The Fitbit step counter, disguised as a watch, was strapped to my wrist all day. I am not sure whether it fit the dress code for my new job, but no one seemed to remark on it, as it quietly counted up to, and far past, the 10,000 step mark. By the time I had finished pacing the small room, greeting families and taking their photos (which we would later try to sell back to them), the count read over 16,000.
And about 15 minutes past my shift, I was relieved of my post.
I recently got a job at a new midway attraction opening in the Boston area, working in the retail department. I spent my whole Saturday there, and was then too wiped out to go for a run.

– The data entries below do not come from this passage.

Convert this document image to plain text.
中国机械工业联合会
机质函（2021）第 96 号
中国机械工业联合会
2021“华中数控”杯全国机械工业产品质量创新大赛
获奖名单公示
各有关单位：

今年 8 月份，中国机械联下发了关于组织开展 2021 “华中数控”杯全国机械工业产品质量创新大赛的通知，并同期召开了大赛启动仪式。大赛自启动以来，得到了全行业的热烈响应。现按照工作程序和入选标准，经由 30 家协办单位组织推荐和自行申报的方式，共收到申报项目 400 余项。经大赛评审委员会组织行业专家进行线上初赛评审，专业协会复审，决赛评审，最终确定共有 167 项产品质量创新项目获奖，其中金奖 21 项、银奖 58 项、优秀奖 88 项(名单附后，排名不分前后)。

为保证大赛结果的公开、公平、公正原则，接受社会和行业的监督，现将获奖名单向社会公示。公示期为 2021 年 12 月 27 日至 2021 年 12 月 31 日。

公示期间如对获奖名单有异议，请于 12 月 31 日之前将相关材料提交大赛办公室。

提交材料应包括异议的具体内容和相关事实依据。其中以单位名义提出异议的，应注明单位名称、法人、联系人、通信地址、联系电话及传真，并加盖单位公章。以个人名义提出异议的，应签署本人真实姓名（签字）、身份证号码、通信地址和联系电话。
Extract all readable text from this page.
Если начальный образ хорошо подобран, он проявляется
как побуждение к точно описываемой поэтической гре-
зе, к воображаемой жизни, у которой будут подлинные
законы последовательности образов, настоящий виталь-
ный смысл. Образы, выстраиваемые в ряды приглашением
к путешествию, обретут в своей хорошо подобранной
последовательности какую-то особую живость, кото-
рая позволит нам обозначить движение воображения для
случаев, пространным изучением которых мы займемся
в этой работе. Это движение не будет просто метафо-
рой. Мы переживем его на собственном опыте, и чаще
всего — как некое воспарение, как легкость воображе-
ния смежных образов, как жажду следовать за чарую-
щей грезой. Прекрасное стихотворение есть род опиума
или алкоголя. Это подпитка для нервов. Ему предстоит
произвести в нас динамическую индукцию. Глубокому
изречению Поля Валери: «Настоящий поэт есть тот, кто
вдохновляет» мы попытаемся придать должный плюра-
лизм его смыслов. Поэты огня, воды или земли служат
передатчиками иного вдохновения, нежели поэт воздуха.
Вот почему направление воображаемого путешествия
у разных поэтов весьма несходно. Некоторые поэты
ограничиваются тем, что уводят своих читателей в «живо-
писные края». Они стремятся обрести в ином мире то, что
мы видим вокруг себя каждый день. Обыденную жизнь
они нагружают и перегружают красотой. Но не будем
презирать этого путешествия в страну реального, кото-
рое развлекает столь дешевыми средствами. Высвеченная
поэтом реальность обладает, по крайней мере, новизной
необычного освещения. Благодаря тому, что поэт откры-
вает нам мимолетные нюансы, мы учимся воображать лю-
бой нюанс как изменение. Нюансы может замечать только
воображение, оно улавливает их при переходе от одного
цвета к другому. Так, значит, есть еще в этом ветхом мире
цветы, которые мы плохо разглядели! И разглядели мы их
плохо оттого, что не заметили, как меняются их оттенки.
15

Sunday filled up quickly with family, and rushing to be supportive after my girlfriend’s car broke down. Monday, work, and more helping with the car situation took over. Tuesday, I was back at the attraction, and again feeling pain in my legs.
In the past week, I also read an article indicating that running may not be useful for my weight loss, and that some professionals prefer a long walk or sprints for fitness. I haven’t been able to turn up the exact piece I read, but one on Active.com (which I found while searching for the other) gives a slightly more positive light on my particular program. The notion was a little discouraging, but also made me feel pretty good about being on my feet at my new job so much.
But, my hope is that on Thursday, I will get back out to the track for a run. It still seems to hold some sort of psychological draw.